Novelty: ⭐⭐⭐⭐ Introducing Householder reflections for semantic breadth testing is an original and elegant solution with clear geometric motivation.
Experimental Thoroughness: ⭐⭐⭐ Main results (-32.5% Type-I error, 23× speedup) are quantified, though end-to-end validation on large-scale downstream lexicography tasks is missing.
Writing Quality: ⭐⭐⭐⭐⭐ Figure 1's geometric schematic and formal definitions are well-integrated; the flow from motivation to method and empirical evidence is seamless.

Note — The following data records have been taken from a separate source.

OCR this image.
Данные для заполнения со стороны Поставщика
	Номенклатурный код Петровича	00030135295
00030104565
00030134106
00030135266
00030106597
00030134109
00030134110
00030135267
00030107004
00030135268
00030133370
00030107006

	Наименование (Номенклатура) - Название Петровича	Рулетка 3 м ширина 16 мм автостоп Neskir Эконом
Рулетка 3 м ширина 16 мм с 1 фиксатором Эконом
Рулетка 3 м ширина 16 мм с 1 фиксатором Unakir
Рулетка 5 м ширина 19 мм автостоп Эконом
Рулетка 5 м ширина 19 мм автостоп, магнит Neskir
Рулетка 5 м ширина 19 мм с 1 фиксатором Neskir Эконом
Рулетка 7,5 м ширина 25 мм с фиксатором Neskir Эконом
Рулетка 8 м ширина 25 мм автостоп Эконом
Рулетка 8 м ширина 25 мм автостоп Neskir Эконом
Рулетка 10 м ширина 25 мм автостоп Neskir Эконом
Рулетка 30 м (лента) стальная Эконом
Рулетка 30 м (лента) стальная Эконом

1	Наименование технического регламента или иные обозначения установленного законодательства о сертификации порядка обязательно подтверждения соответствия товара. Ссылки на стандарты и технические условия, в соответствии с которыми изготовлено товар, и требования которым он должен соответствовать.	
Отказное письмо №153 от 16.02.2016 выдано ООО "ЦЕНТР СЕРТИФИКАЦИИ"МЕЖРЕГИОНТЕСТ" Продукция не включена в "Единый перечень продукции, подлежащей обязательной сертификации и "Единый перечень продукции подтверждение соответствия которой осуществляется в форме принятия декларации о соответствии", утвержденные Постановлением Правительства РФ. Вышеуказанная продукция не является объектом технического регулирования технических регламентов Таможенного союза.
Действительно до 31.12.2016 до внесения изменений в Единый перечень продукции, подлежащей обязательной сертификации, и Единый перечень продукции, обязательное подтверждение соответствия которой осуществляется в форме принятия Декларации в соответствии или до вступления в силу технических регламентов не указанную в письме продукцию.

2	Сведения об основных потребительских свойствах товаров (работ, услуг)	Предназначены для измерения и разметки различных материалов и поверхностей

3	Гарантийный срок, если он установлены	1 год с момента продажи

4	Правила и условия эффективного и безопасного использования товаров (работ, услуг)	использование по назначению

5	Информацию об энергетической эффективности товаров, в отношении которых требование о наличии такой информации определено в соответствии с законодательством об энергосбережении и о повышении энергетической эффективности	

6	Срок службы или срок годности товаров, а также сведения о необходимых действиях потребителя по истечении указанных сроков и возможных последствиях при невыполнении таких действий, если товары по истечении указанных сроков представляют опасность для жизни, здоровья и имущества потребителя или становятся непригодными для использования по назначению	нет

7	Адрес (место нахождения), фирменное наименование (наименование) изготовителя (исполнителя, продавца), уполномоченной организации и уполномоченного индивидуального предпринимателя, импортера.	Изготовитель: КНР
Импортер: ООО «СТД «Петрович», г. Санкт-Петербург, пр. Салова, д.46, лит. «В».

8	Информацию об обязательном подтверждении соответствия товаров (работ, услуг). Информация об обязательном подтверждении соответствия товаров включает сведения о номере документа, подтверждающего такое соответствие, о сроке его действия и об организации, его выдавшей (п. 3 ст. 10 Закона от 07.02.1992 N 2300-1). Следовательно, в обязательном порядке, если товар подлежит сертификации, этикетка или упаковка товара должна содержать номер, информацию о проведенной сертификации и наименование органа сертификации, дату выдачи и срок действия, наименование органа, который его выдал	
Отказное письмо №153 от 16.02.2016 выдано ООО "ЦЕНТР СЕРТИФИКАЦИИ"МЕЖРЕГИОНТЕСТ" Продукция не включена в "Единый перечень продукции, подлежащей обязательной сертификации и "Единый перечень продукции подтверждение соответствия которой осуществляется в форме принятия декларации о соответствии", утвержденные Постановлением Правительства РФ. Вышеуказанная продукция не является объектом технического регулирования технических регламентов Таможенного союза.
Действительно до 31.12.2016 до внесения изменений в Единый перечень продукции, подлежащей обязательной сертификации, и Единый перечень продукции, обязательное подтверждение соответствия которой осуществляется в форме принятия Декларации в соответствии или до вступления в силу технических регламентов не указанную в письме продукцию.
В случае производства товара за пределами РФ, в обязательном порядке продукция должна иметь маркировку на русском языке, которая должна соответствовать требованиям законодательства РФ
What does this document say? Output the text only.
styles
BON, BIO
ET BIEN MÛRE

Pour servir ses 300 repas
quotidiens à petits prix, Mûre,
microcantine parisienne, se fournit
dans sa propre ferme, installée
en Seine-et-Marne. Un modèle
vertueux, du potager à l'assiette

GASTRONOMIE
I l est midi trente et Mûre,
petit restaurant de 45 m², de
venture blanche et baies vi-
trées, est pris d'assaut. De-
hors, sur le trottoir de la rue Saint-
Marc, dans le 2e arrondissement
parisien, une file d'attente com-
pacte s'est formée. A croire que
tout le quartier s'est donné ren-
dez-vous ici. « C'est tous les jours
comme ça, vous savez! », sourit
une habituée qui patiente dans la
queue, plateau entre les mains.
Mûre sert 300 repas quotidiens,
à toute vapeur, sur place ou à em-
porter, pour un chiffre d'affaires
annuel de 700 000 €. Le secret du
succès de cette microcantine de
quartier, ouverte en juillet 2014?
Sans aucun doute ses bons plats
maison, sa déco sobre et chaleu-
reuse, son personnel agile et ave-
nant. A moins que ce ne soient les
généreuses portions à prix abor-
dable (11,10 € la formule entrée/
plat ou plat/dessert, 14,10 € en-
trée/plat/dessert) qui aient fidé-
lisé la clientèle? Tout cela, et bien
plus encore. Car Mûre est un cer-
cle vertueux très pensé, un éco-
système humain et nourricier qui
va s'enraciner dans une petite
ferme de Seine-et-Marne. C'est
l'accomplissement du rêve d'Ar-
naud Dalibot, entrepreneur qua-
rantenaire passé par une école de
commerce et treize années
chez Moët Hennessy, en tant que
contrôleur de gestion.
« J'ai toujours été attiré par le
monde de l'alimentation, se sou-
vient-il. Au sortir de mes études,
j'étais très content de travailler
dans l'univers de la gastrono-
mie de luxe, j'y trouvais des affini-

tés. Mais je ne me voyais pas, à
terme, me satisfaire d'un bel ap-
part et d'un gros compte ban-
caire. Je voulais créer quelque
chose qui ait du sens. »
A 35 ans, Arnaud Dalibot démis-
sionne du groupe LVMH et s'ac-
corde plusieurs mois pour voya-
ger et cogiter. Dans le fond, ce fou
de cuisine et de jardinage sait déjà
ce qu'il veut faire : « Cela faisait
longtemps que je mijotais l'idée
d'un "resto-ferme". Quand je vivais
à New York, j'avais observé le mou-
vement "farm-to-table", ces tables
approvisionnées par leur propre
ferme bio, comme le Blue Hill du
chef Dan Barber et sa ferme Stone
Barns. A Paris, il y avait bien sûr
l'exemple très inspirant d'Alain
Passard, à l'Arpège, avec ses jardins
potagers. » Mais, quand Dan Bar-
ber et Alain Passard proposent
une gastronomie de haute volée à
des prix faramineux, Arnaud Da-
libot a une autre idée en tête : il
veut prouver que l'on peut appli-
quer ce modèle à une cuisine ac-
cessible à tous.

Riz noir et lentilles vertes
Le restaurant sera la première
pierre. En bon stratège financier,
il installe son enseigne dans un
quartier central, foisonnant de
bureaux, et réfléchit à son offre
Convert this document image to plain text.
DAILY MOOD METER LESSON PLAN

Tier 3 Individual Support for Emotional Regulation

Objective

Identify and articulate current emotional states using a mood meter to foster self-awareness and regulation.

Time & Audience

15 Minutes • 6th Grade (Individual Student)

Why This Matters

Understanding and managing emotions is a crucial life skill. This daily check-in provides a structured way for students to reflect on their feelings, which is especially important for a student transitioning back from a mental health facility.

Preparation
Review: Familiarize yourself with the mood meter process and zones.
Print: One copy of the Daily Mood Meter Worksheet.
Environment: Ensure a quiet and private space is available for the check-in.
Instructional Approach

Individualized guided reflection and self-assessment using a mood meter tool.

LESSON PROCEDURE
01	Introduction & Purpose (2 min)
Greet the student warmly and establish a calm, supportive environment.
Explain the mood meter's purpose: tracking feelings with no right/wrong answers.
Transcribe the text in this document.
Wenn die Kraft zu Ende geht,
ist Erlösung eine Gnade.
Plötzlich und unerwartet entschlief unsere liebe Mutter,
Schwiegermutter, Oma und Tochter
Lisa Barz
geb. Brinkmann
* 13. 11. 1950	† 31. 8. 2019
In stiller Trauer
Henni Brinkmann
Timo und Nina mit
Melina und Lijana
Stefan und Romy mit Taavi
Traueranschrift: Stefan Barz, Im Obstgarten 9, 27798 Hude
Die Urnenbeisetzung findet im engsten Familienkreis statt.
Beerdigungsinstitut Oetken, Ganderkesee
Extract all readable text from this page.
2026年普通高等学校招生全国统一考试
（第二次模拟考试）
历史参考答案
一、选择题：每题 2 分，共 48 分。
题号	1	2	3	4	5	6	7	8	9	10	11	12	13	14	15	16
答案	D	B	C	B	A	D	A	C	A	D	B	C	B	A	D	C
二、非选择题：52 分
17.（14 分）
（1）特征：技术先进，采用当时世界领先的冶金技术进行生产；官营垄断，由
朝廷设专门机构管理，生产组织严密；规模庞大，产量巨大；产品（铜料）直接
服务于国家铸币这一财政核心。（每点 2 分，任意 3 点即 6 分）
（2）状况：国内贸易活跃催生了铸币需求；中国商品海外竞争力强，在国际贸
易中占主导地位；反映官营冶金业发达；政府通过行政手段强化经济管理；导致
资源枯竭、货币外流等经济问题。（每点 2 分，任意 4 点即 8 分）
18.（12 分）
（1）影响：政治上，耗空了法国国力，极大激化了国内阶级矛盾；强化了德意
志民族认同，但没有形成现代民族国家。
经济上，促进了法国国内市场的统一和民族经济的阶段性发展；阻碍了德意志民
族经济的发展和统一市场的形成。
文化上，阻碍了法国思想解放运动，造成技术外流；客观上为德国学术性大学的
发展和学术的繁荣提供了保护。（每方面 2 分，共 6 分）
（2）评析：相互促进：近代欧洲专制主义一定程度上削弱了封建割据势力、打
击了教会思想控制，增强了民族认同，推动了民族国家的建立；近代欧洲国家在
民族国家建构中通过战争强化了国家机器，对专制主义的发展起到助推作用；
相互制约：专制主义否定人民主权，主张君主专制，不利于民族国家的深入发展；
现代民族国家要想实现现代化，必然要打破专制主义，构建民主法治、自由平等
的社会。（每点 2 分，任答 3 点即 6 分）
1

Value: ⭐⭐⭐⭐ A directly usable tool for lexicography and NLP resource construction; also valuable for other research involving "permutation tests in embedding space" (e.g., concept drift detection).
Engineering Friendliness: ⭐⭐⭐⭐ Open-source code and GPU implementation lower the barrier to reproduction; clear intuition makes it easy to adapt to adjacent problems.